We will skip the vast historical background of compliance (which of course takes more than 30 years) and stop on the critical day of compliance recognition. 1995 is the year when companies which have compliance systems get a credit for the first time comparing to the companies which don’t. Seems like a small step, but it was revolutionary: right after the implementation of government policy on compliance the world of compliance started to evolve, even though with a quite low speed.
To give preference to specific compliance systems and encourage the companies with comprehensive guidelines, federal prosecutors needed a set of criteria. Lack of evaluation criteria is still a weak spot in compliance, which takes two directions: criteria are insufficient or inappropriately designed. By inappropriate design we mean the juridical approach to business matters which couldn’t show any effectiveness for years. At first, DOJ hired experts for creating the guidelines for compliance with no experience in corporate culture and business management, and that had to change.
Let’s have a look at compliance development timeline to make it more clear:
1995 - first encouragement from the government to the companies which have taken substantial compliance measures
- 1999 - compliance programs take part in prosecutorial decision-making by the decision of DOJ
- 2015 - DOJ finally acquires compliance expertise
- 2017 - DOJ issues Evaluation of Corporate Compliance program
- 2020 - New criteria added to the Evaluation of Corporate Compliance.
A prominent breakthrough in compliance happens in 2015 when DOJ applies to its work a simple but fundamental truth - only business knows what works for business and what makes it fail. Therefore, that’s obligatory for lawyers who participate in the drafting of compliance programs and later their evaluation to have a relevant corporate compliance experience.
Compliance becomes a serious tool which now comes not from lawyers to lawyers but from lawyers to business. With a strong compliance system the company wins a favourable attitude from the government from a long-term perspective: no especially closely monitoring from DOJ, accusations for breaking FCPA and financial risks. That’s true only if everything is in order, of course.
Now, when compliance rules are closer to business realities, we can have a closer look at DOJ 2020 recommendations for compliance departments. Nothing radically new but an updated guideline with attention to details - that’s a result of 2019-2020 DOJ examination of business needs.
What’s on the list?
- Compliance evaluation has changed - now DOJ doesn’t recognize “one size fits all” solutions.
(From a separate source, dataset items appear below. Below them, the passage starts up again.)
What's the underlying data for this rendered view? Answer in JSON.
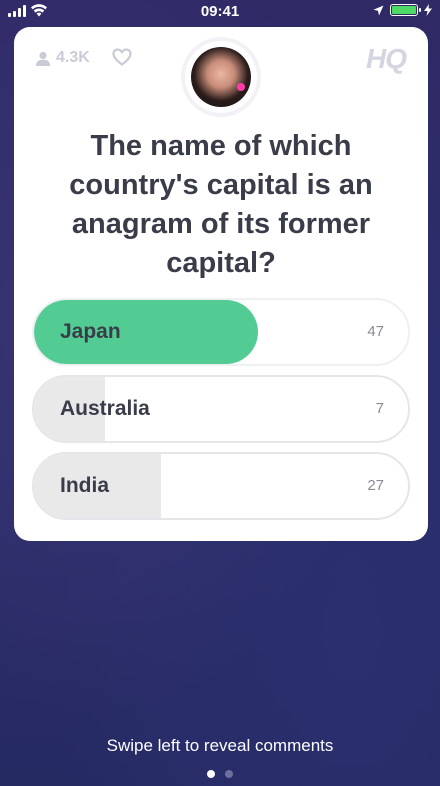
{
  "status_bar": {
    "time": "09:41",
    "signal_icon": "signal-bars-icon",
    "wifi_icon": "wifi-icon",
    "location_icon": "location-arrow-icon",
    "battery_icon": "battery-icon",
    "charging_icon": "charging-bolt-icon",
    "battery_color": "#4cd964"
  },
  "card": {
    "viewers_count": "4.3K",
    "viewers_icon": "person-icon",
    "heart_icon": "heart-icon",
    "brand_logo": "HQ",
    "host_avatar": "host-avatar",
    "question": "The name of which country's capital is an anagram of its former capital?",
    "answers": [
      {
        "label": "Japan",
        "count": "47",
        "correct": true,
        "fill_fraction": 0.6
      },
      {
        "label": "Australia",
        "count": "7",
        "correct": false,
        "fill_fraction": 0.19
      },
      {
        "label": "India",
        "count": "27",
        "correct": false,
        "fill_fraction": 0.34
      }
    ],
    "colors": {
      "correct": "#53cc94",
      "bar": "#e9e9ea"
    }
  },
  "footer": {
    "hint": "Swipe left to reveal comments",
    "pages": 2,
    "active_page": 1
  }
}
The companies may be evaluated individually according to the location, industry’s features and more - it’s better to be prepared.
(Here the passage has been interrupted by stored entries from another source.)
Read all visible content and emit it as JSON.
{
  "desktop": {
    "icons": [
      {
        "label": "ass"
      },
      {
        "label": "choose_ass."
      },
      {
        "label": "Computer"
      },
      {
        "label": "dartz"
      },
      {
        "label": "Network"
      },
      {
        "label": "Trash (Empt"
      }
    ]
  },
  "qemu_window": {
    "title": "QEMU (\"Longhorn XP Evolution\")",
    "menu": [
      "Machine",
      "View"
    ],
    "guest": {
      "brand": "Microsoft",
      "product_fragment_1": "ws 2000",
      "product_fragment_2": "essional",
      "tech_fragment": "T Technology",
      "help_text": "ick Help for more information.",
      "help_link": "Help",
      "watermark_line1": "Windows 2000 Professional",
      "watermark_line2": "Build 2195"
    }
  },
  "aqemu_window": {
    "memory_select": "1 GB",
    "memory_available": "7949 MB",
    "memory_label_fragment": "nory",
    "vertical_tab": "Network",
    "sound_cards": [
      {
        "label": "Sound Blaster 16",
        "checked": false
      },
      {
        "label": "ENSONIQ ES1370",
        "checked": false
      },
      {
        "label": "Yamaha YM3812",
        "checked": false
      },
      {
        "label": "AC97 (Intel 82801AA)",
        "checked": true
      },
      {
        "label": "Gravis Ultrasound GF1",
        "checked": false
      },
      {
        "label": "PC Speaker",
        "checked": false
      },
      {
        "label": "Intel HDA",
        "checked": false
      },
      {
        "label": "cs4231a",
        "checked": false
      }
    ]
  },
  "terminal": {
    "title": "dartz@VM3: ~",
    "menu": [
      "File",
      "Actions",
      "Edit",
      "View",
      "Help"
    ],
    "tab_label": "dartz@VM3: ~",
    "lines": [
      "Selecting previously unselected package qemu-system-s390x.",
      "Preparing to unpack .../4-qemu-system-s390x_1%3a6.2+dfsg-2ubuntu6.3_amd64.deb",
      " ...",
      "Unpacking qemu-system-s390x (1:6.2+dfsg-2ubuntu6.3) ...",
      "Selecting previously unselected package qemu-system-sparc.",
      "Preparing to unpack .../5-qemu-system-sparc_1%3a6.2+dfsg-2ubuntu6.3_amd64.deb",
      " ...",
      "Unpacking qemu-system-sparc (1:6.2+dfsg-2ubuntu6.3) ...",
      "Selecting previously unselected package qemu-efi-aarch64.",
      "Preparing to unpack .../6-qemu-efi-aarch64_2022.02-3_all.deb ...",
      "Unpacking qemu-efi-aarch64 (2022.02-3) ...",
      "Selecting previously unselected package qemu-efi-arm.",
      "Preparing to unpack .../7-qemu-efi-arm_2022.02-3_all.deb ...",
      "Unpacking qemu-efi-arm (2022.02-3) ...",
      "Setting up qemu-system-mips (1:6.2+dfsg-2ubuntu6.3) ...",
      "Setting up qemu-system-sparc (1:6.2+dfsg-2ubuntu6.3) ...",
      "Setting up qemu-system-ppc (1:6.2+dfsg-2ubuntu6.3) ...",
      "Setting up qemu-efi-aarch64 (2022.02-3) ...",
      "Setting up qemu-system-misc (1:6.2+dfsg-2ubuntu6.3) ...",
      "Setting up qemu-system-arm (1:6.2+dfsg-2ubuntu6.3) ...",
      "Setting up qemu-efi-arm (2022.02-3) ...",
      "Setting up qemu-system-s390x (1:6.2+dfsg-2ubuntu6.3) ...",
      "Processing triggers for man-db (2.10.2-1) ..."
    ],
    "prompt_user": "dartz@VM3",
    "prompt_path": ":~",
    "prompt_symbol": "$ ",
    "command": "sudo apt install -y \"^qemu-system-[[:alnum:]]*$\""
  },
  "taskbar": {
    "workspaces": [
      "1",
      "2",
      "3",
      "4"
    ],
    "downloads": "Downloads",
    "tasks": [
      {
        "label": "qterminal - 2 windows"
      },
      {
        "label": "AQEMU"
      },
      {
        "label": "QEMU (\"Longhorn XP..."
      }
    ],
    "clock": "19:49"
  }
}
- Policies should be not only published but accessible. This access should be tracked to understand which strategies get more attention from employees who are relevant for certain activities.
- Short training sessions for the staff are to replace the long ones. DOJ emphasizes the importance of efficient ad hoc training which work on a short-term perspective and concentrate on the moment of “now.”
- Enhancing risk assessment by considering regional specifics of business units (close attention should be paid to third parties).
- A compliance program should be both well-financed and have a sufficient headcount to be efficient.
- Every change in compliance program should be documented, with no exceptions.
- Periodic review of risk assessment is a must: programs should be regularly updated accordingly to detected breaches.
- Performance of control personnel and compliance should be evaluated. According to this evaluation, the company should invest in the further development of the staff or change its strategy.
- Close attention to third parties which pose the highest risk of breaking FCPA - you should always evaluate if a third party partner is inevitable in doing business overseas.
- Particular attention should be given to data processing, storage and utilisation.
Again, nothing new, but DOJ added several essential details to compliance evaluation which we can’t miss. Our conclusion is simple: compliance still needs to reinvent itself and prove its worthiness with no exceptions for pandemic time.
Bribery and corruption under the FCPA have been illegal since 1977, and they remain so today. Compliance programs are the way to operate within the boundaries of the law; this is true even now. - T. Fox
Compliance, therefore, may change its form but we need to consider that it’s still about fairness and strict abidance by law.